There seems to be some slight confusion between a static electrical charge (Volts) and a magnetic field (Gauss). Generally speaking one should use BOTH a demagnetizer and an ionizer or negative ion generator whatever on cables, CDs, LPs and the like.
I have been using a Mapleshade brush for about a year. It has some good points and some bad. It is currently on my workbench while I try to get access to the remains of the ground wire still embedded in the handle. As many times as I have stepped on & broken the little wire, I really wish it had been implemented with some kind of pin and jack that disengages pulled too hard.

On the other hand, though, it does a really good job of cleaning up grundge when used immediately before wet-cleaning on my Nitty Gritty. This one-two punch has made many of my older recs give up their pops and tics even after multiple cleanings with just the NG had failed.

Also, it is useful for cleaning dust from surfaces that are really delicate. For users of the Boston mats, which are built of soft graphite material sealed with a thin, hard coating to prevent wear, it can be a big help. I also get a cleaner sound from CD/SACD playing when lightly brushing them and the open tray before playing.

I knew you were too smart to be just a medical mechanic! ;-)

Do you have something you use as a "control", so you know for sure that DE-magnetization has occurred?
I've used the device to intentionally magnetize, de-magnetize and re-magnetize needles and paper clips. This is easy and repeatable.

One could tape a paper clip down next to the LP when using the device, then test it afterwards to ensure it's de-magnetized. I haven't bothered, but that would be a reasonable procedural control.
It seem my problem mentioned on another thread may have been answered here. That is, the magnetic particules that have attached themselves to the cartridge body on (some) of my cartridges (I haven't checked them all).

I have been using a static-draining brush (with drain wire) for years. It may be the brush is the source of the ferrous particles attaching themselves to my cartridge(s).

I believe I bought it from Acoustic Sounds quite a few years ago, now.
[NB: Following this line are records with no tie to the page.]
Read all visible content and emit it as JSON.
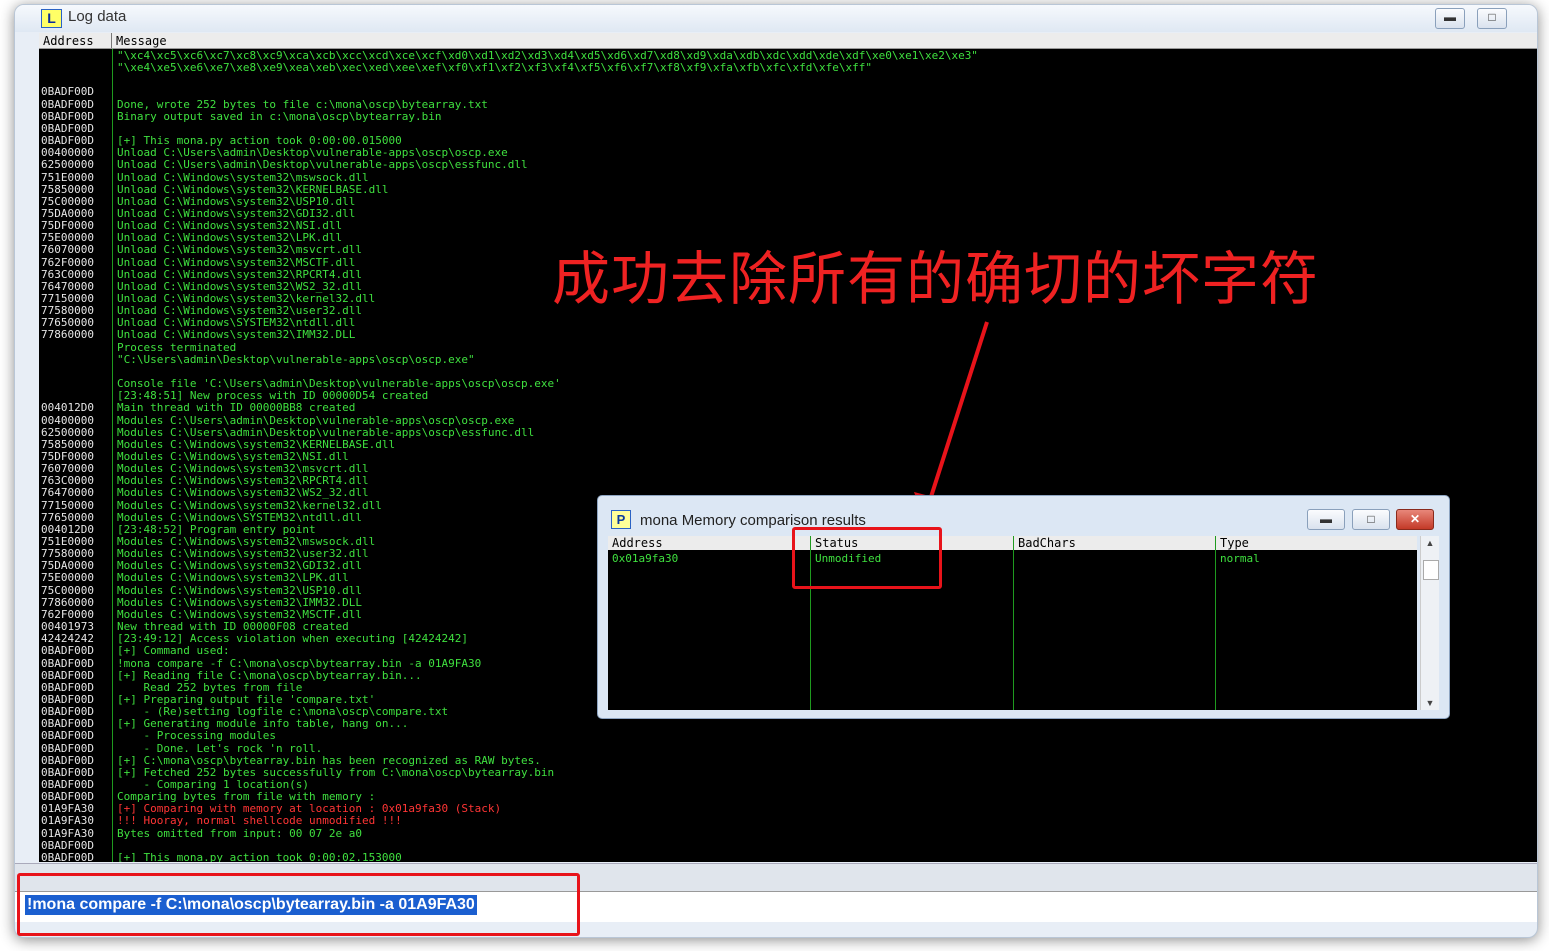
{
  "window": {
    "title": "Log data",
    "icon_letter": "L"
  },
  "log": {
    "columns": {
      "address": "Address",
      "message": "Message"
    },
    "lines": [
      {
        "a": "",
        "m": "\"\\xc4\\xc5\\xc6\\xc7\\xc8\\xc9\\xca\\xcb\\xcc\\xcd\\xce\\xcf\\xd0\\xd1\\xd2\\xd3\\xd4\\xd5\\xd6\\xd7\\xd8\\xd9\\xda\\xdb\\xdc\\xdd\\xde\\xdf\\xe0\\xe1\\xe2\\xe3\""
      },
      {
        "a": "",
        "m": "\"\\xe4\\xe5\\xe6\\xe7\\xe8\\xe9\\xea\\xeb\\xec\\xed\\xee\\xef\\xf0\\xf1\\xf2\\xf3\\xf4\\xf5\\xf6\\xf7\\xf8\\xf9\\xfa\\xfb\\xfc\\xfd\\xfe\\xff\""
      },
      {
        "a": "",
        "m": ""
      },
      {
        "a": "0BADF00D",
        "m": ""
      },
      {
        "a": "0BADF00D",
        "m": "Done, wrote 252 bytes to file c:\\mona\\oscp\\bytearray.txt"
      },
      {
        "a": "0BADF00D",
        "m": "Binary output saved in c:\\mona\\oscp\\bytearray.bin"
      },
      {
        "a": "0BADF00D",
        "m": ""
      },
      {
        "a": "0BADF00D",
        "m": "[+] This mona.py action took 0:00:00.015000"
      },
      {
        "a": "00400000",
        "m": "Unload C:\\Users\\admin\\Desktop\\vulnerable-apps\\oscp\\oscp.exe"
      },
      {
        "a": "62500000",
        "m": "Unload C:\\Users\\admin\\Desktop\\vulnerable-apps\\oscp\\essfunc.dll"
      },
      {
        "a": "751E0000",
        "m": "Unload C:\\Windows\\system32\\mswsock.dll"
      },
      {
        "a": "75850000",
        "m": "Unload C:\\Windows\\system32\\KERNELBASE.dll"
      },
      {
        "a": "75C00000",
        "m": "Unload C:\\Windows\\system32\\USP10.dll"
      },
      {
        "a": "75DA0000",
        "m": "Unload C:\\Windows\\system32\\GDI32.dll"
      },
      {
        "a": "75DF0000",
        "m": "Unload C:\\Windows\\system32\\NSI.dll"
      },
      {
        "a": "75E00000",
        "m": "Unload C:\\Windows\\system32\\LPK.dll"
      },
      {
        "a": "76070000",
        "m": "Unload C:\\Windows\\system32\\msvcrt.dll"
      },
      {
        "a": "762F0000",
        "m": "Unload C:\\Windows\\system32\\MSCTF.dll"
      },
      {
        "a": "763C0000",
        "m": "Unload C:\\Windows\\system32\\RPCRT4.dll"
      },
      {
        "a": "76470000",
        "m": "Unload C:\\Windows\\system32\\WS2_32.dll"
      },
      {
        "a": "77150000",
        "m": "Unload C:\\Windows\\system32\\kernel32.dll"
      },
      {
        "a": "77580000",
        "m": "Unload C:\\Windows\\system32\\user32.dll"
      },
      {
        "a": "77650000",
        "m": "Unload C:\\Windows\\SYSTEM32\\ntdll.dll"
      },
      {
        "a": "77860000",
        "m": "Unload C:\\Windows\\system32\\IMM32.DLL"
      },
      {
        "a": "",
        "m": "Process terminated"
      },
      {
        "a": "",
        "m": "\"C:\\Users\\admin\\Desktop\\vulnerable-apps\\oscp\\oscp.exe\""
      },
      {
        "a": "",
        "m": ""
      },
      {
        "a": "",
        "m": "Console file 'C:\\Users\\admin\\Desktop\\vulnerable-apps\\oscp\\oscp.exe'"
      },
      {
        "a": "",
        "m": "[23:48:51] New process with ID 00000D54 created"
      },
      {
        "a": "004012D0",
        "m": "Main thread with ID 00000BB8 created"
      },
      {
        "a": "00400000",
        "m": "Modules C:\\Users\\admin\\Desktop\\vulnerable-apps\\oscp\\oscp.exe"
      },
      {
        "a": "62500000",
        "m": "Modules C:\\Users\\admin\\Desktop\\vulnerable-apps\\oscp\\essfunc.dll"
      },
      {
        "a": "75850000",
        "m": "Modules C:\\Windows\\system32\\KERNELBASE.dll"
      },
      {
        "a": "75DF0000",
        "m": "Modules C:\\Windows\\system32\\NSI.dll"
      },
      {
        "a": "76070000",
        "m": "Modules C:\\Windows\\system32\\msvcrt.dll"
      },
      {
        "a": "763C0000",
        "m": "Modules C:\\Windows\\system32\\RPCRT4.dll"
      },
      {
        "a": "76470000",
        "m": "Modules C:\\Windows\\system32\\WS2_32.dll"
      },
      {
        "a": "77150000",
        "m": "Modules C:\\Windows\\system32\\kernel32.dll"
      },
      {
        "a": "77650000",
        "m": "Modules C:\\Windows\\SYSTEM32\\ntdll.dll"
      },
      {
        "a": "004012D0",
        "m": "[23:48:52] Program entry point"
      },
      {
        "a": "751E0000",
        "m": "Modules C:\\Windows\\system32\\mswsock.dll"
      },
      {
        "a": "77580000",
        "m": "Modules C:\\Windows\\system32\\user32.dll"
      },
      {
        "a": "75DA0000",
        "m": "Modules C:\\Windows\\system32\\GDI32.dll"
      },
      {
        "a": "75E00000",
        "m": "Modules C:\\Windows\\system32\\LPK.dll"
      },
      {
        "a": "75C00000",
        "m": "Modules C:\\Windows\\system32\\USP10.dll"
      },
      {
        "a": "77860000",
        "m": "Modules C:\\Windows\\system32\\IMM32.DLL"
      },
      {
        "a": "762F0000",
        "m": "Modules C:\\Windows\\system32\\MSCTF.dll"
      },
      {
        "a": "00401973",
        "m": "New thread with ID 00000F08 created"
      },
      {
        "a": "42424242",
        "m": "[23:49:12] Access violation when executing [42424242]"
      },
      {
        "a": "0BADF00D",
        "m": "[+] Command used:"
      },
      {
        "a": "0BADF00D",
        "m": "!mona compare -f C:\\mona\\oscp\\bytearray.bin -a 01A9FA30"
      },
      {
        "a": "0BADF00D",
        "m": "[+] Reading file C:\\mona\\oscp\\bytearray.bin..."
      },
      {
        "a": "0BADF00D",
        "m": "    Read 252 bytes from file"
      },
      {
        "a": "0BADF00D",
        "m": "[+] Preparing output file 'compare.txt'"
      },
      {
        "a": "0BADF00D",
        "m": "    - (Re)setting logfile c:\\mona\\oscp\\compare.txt"
      },
      {
        "a": "0BADF00D",
        "m": "[+] Generating module info table, hang on..."
      },
      {
        "a": "0BADF00D",
        "m": "    - Processing modules"
      },
      {
        "a": "0BADF00D",
        "m": "    - Done. Let's rock 'n roll."
      },
      {
        "a": "0BADF00D",
        "m": "[+] C:\\mona\\oscp\\bytearray.bin has been recognized as RAW bytes."
      },
      {
        "a": "0BADF00D",
        "m": "[+] Fetched 252 bytes successfully from C:\\mona\\oscp\\bytearray.bin"
      },
      {
        "a": "0BADF00D",
        "m": "    - Comparing 1 location(s)"
      },
      {
        "a": "0BADF00D",
        "m": "Comparing bytes from file with memory :"
      },
      {
        "a": "01A9FA30",
        "m": "[+] Comparing with memory at location : 0x01a9fa30 (Stack)",
        "red": true
      },
      {
        "a": "01A9FA30",
        "m": "!!! Hooray, normal shellcode unmodified !!!",
        "red": true
      },
      {
        "a": "01A9FA30",
        "m": "Bytes omitted from input: 00 07 2e a0"
      },
      {
        "a": "0BADF00D",
        "m": ""
      },
      {
        "a": "0BADF00D",
        "m": "[+] This mona.py action took 0:00:02.153000"
      }
    ]
  },
  "annotation": {
    "text": "成功去除所有的确切的坏字符"
  },
  "mona_window": {
    "title": "mona Memory comparison results",
    "icon_letter": "P",
    "columns": [
      "Address",
      "Status",
      "BadChars",
      "Type"
    ],
    "row": {
      "address": "0x01a9fa30",
      "status": "Unmodified",
      "badchars": "",
      "type": "normal"
    }
  },
  "command_bar": {
    "value": "!mona compare -f C:\\mona\\oscp\\bytearray.bin -a 01A9FA30"
  },
  "colors": {
    "annotation_red": "#e8131a",
    "log_green": "#3fe03f",
    "highlight_blue": "#1b5fd0"
  },
  "icons": {
    "minimize": "minimize-icon",
    "maximize": "maximize-icon",
    "close": "close-icon"
  }
}
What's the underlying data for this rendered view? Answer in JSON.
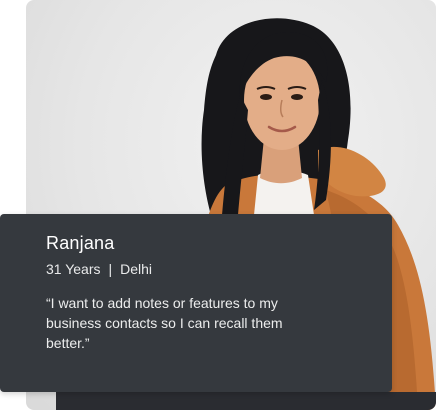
{
  "persona": {
    "name": "Ranjana",
    "age": "31 Years",
    "separator": "|",
    "location": "Delhi",
    "quote": "“I want to add notes or features to my business contacts so I can recall them better.”"
  },
  "photo": {
    "subject": "portrait-of-young-woman"
  },
  "colors": {
    "card_background": "#35393e",
    "text_primary": "#ffffff",
    "photo_background": "#e6e6e6",
    "jacket": "#c9783a"
  }
}
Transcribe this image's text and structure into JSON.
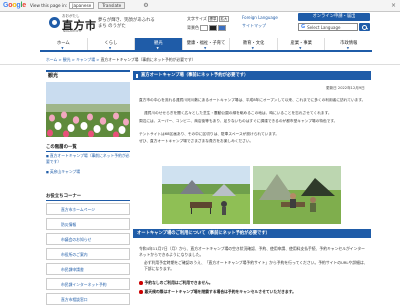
{
  "translate_bar": {
    "view_text": "View this page in:",
    "language": "Japanese",
    "translate_button": "Translate",
    "close": "×",
    "settings": "⚙"
  },
  "header": {
    "logo_small": "おおがたし",
    "logo_text": "直方市",
    "logo_sub": "NOGATA CITY",
    "tagline_1": "夢らが輝き、笑顔があふれる",
    "tagline_2": "まち のうがた",
    "text_size_label": "文字サイズ",
    "text_size_standard": "標準",
    "text_size_large": "拡大",
    "bg_color_label": "背景色",
    "link_1": "Foreign Language",
    "link_2": "サイトマップ",
    "online_button": "オンライン申請・届出",
    "search_placeholder": "Select Language",
    "search_g": "G"
  },
  "gnav": [
    {
      "label": "ホーム"
    },
    {
      "label": "くらし"
    },
    {
      "label": "観光"
    },
    {
      "label": "健康・福祉・子育て"
    },
    {
      "label": "教育・文化"
    },
    {
      "label": "産業・事業"
    },
    {
      "label": "市政情報"
    }
  ],
  "breadcrumb": {
    "items": [
      "ホーム",
      "観光",
      "キャンプ場",
      "直方オートキャンプ場（事前にネット予約が必要です）"
    ],
    "separator": ">"
  },
  "sidebar": {
    "section_title": "観光",
    "category_title": "この階層の一覧",
    "links": [
      "直方オートキャンプ場（事前にネット予約が必要です）",
      "英彦山キャンプ場"
    ],
    "useful_title": "お役立ちコーナー",
    "useful_links": [
      "直方市ホームページ",
      "防災情報",
      "市議会のお知らせ",
      "市役所のご案内",
      "市民課申請書",
      "市民課インターネット予約",
      "直方市相談窓口"
    ]
  },
  "main": {
    "title": "直方オートキャンプ場（事前にネット予約が必要です）",
    "updated": "更新日 2022年12月9日",
    "paragraphs": [
      "直方市の中心を流れる遠賀川河川敷にあるオートキャンプ場は、平成8年にオープンして以来、これまでに多くの利用者に訪れています。",
      "遠賀川のせせらぎを聞く広々とした芝生・震動公園の緑を眺めるこの地は、時にいることを忘れさせてくれます。",
      "周辺には、スーパー、コンビニ、商店街等もあり、足りないものはすぐに調達できるのが都市型キャンプ場の特色です。",
      "テントサイトは68区画あり、その中に区切りは、駐車スペースが設けられています。",
      "ぜひ、直方オートキャンプ場でさまざまな貴方をお楽しみください。"
    ],
    "section_title": "オートキャンプ場のご利用について（事前にネット予約が必要です）",
    "notes": [
      "令和4年11月7日（月）から、直方オートキャンプ場の空き状況確認、予約、使用申請、使用料支払手続、予約キャンセルがインターネットからできるようになりました。",
      "必ず利用予定時期をご確認のうえ、「直方オートキャンプ場予約サイト」から予約を行ってください。予約サイトのURLや詳細は、下部になります。"
    ],
    "bullet_1": "予約なしのご利用はご利用できません。",
    "bullet_2": "悪天候の際はオートキャンプ場を閉鎖する場合は予約をキャンセルさせていただきます。"
  },
  "colors": {
    "brand": "#1f5ca8",
    "alert": "#cc0000"
  }
}
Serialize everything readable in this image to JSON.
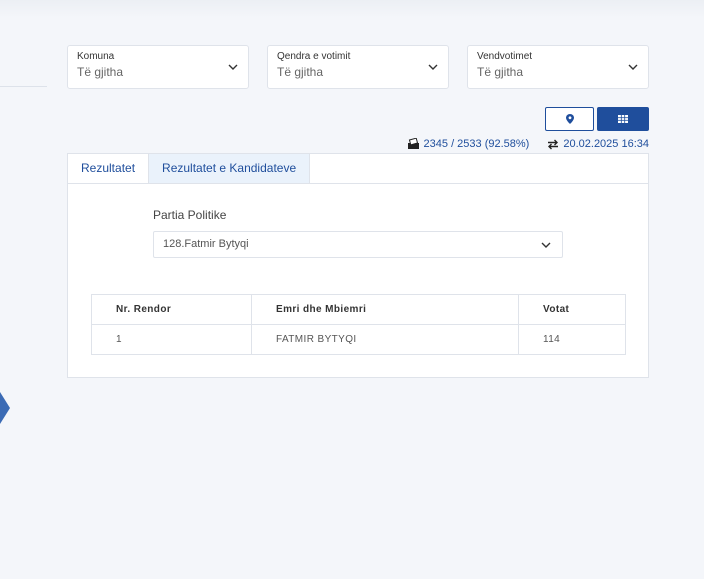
{
  "filters": [
    {
      "label": "Komuna",
      "value": "Të gjitha"
    },
    {
      "label": "Qendra e votimit",
      "value": "Të gjitha"
    },
    {
      "label": "Vendvotimet",
      "value": "Të gjitha"
    }
  ],
  "view_buttons": {
    "map_icon": "map-pin-icon",
    "table_icon": "grid-icon",
    "active": "table"
  },
  "stats": {
    "polling_stations": "2345 / 2533 (92.58%)",
    "updated": "20.02.2025 16:34",
    "polling_icon": "ballot-box-icon",
    "updated_icon": "sync-arrows-icon"
  },
  "tabs": [
    {
      "label": "Rezultatet",
      "active": false
    },
    {
      "label": "Rezultatet e Kandidateve",
      "active": true
    }
  ],
  "party": {
    "label": "Partia Politike",
    "selected": "128.Fatmir Bytyqi"
  },
  "results_table": {
    "headers": [
      "Nr. Rendor",
      "Emri dhe Mbiemri",
      "Votat"
    ],
    "rows": [
      [
        "1",
        "FATMIR BYTYQI",
        "114"
      ]
    ]
  },
  "colors": {
    "accent": "#1f4e9c",
    "tab_active_bg": "#eaf2fb",
    "page_bg": "#f4f6fa"
  }
}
My experience with the occasional shedding of a tiny wire strand mirrors Stringreen's. As a result I don't use the Mapleshade brush preemptively-- rather only on occasions when static is an identified condition. On the positive side, this brush is far more effective and simple to use than the old Zerostat gun.
I’ve been swearing by these for years, just purchased my third one (two in use). I’m glad they fixed the strain relief issue! They’re not cheap unless you compare it to my old useless Zerostat gun, then it’s quite the bargain.
It is a piece of junk. The best is Furutech Destat 3 other wise save your money.HELLO!!
Are you gonna say you do this process each time you play a record ?

Maybe I’m lucky, but I have no idea what the OP is talking about, I rarely use even a Zerostat Gun as I don’t have static issues with every LP. Carbon fiber brush all the time.

Vinyl demagnitizer is interesting, but the metal is in black vinyl formula (to make it black), this is the reason why Analogue Production using UHQR vinyl now and it’s not black.

Anyway, I’m fine with my vintage vinyl collection without any special devices, except for carbon fiber brush and zerostat gun.